"NASA's problem is it always seems to have $3 billion more program than it has of funds," said Norm Augustine, chair of the National Academies panel chartered to examine the critical facilities, workforce, and technology needed to achieve NASA's long-term strategic goals and objectives. Augustine said a similar statement could sum up two previous high-level reviews of NASA's space programs that he chaired in 1990 and 2009. But the report released Tuesday put NASA's predicament in stark terms.

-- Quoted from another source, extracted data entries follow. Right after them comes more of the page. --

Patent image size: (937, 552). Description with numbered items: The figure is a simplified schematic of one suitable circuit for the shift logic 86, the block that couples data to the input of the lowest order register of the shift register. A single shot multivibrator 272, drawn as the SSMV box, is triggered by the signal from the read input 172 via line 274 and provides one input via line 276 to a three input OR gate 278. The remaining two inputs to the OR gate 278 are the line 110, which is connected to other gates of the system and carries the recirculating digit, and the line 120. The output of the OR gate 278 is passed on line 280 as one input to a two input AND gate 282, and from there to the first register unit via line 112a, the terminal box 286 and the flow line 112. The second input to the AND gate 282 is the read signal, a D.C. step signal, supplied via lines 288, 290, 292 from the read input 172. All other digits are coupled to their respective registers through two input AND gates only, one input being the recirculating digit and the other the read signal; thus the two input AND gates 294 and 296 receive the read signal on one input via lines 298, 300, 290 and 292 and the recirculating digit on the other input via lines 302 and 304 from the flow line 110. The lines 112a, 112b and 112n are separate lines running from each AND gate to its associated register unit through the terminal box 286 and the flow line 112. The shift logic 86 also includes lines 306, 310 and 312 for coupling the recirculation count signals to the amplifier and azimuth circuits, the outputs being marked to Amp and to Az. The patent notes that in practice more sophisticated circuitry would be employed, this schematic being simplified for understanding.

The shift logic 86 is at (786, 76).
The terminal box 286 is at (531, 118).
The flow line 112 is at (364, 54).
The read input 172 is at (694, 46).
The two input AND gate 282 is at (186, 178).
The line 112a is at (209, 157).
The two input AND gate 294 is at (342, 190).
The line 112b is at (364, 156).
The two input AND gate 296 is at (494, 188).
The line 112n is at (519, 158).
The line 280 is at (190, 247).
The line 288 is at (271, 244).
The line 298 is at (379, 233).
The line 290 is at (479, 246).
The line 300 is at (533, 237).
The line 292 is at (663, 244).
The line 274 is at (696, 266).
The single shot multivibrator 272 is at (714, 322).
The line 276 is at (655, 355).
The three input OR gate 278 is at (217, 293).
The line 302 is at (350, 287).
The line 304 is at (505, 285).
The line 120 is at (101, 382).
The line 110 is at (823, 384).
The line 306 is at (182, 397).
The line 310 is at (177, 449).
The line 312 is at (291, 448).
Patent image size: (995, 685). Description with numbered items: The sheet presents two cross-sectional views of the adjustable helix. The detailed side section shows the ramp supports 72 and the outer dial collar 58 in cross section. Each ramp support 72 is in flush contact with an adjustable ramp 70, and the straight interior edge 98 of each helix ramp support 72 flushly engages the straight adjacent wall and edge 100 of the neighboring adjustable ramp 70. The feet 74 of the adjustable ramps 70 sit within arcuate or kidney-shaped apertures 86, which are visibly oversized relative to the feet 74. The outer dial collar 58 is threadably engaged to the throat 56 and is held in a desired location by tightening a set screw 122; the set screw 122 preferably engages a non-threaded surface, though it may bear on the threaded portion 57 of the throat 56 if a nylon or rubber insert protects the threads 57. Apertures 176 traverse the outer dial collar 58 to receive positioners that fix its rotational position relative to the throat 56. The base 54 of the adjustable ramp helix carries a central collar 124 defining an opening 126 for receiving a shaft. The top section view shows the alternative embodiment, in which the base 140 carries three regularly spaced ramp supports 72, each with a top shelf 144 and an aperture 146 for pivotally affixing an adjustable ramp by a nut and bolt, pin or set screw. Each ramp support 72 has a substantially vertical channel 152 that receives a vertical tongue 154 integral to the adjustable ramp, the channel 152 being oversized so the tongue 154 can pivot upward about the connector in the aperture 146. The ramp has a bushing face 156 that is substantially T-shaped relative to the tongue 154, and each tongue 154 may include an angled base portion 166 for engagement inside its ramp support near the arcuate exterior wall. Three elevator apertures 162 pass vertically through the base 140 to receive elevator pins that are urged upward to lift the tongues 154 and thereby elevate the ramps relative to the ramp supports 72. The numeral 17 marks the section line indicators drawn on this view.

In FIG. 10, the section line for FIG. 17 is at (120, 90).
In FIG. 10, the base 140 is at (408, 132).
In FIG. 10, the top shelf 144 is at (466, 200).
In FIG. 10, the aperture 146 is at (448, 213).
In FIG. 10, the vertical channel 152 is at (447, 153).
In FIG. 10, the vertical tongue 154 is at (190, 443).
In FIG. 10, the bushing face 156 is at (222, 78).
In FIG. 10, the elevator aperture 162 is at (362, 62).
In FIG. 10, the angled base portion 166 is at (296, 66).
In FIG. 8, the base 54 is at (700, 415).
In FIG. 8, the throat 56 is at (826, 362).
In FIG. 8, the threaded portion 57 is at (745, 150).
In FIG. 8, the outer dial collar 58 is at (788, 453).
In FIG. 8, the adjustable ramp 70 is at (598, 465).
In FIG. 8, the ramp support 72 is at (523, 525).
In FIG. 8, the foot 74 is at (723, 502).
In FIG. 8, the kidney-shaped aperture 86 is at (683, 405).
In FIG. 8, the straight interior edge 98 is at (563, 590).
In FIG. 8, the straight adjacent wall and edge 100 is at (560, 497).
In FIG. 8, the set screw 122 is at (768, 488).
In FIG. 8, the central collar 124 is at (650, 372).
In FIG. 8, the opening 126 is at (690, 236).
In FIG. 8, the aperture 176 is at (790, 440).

Around 83 percent of NASA's facilities are beyond their design lifetimes , and the agency has a $3.3 billion backlog in maintenance. When you consider NASA's $250 million estimate for normal year-to-year maintenance, it would take a $600 million uptick in NASA's annual budget for infrastructure repairs to catch up on the backlog within the next 10 years.
To members of Congress or the White House, backing a new NASA mission to the Moon or a space telescope to probe the deepest reaches of the Universe is often more attractive than investing in facility maintenance. The former initiatives grab headlines and create jobs. Most of NASA's facilities across the country are rated "marginal to poor" in condition, according to a presentation to the National Academies last year by Erik Weiser, NASA's director of facilities and real estate.
"In NASA's case, the not-uncommon tendency in a constrained budget environment to prioritize initiating new missions as opposed to maintaining and upgrading existing support assets has produced an infrastructure that would not be viewed as acceptable under most industrial standards," the panel wrote in its report. "In fact, during its inspection tours, the committee saw some of the worst facilities many of its members have ever seen."
NASA is dealing with these infrastructure shortfalls as the agency pursues the most challenging missions in its 66-year history.
"Viewed in terms of both the architectural complexity and the technical complexity, NASA today—for example, in the Artemis program to land on the Moon a few years from now—is taking on challenges that far surpass anything that was faced in the Apollo program," Augustine said.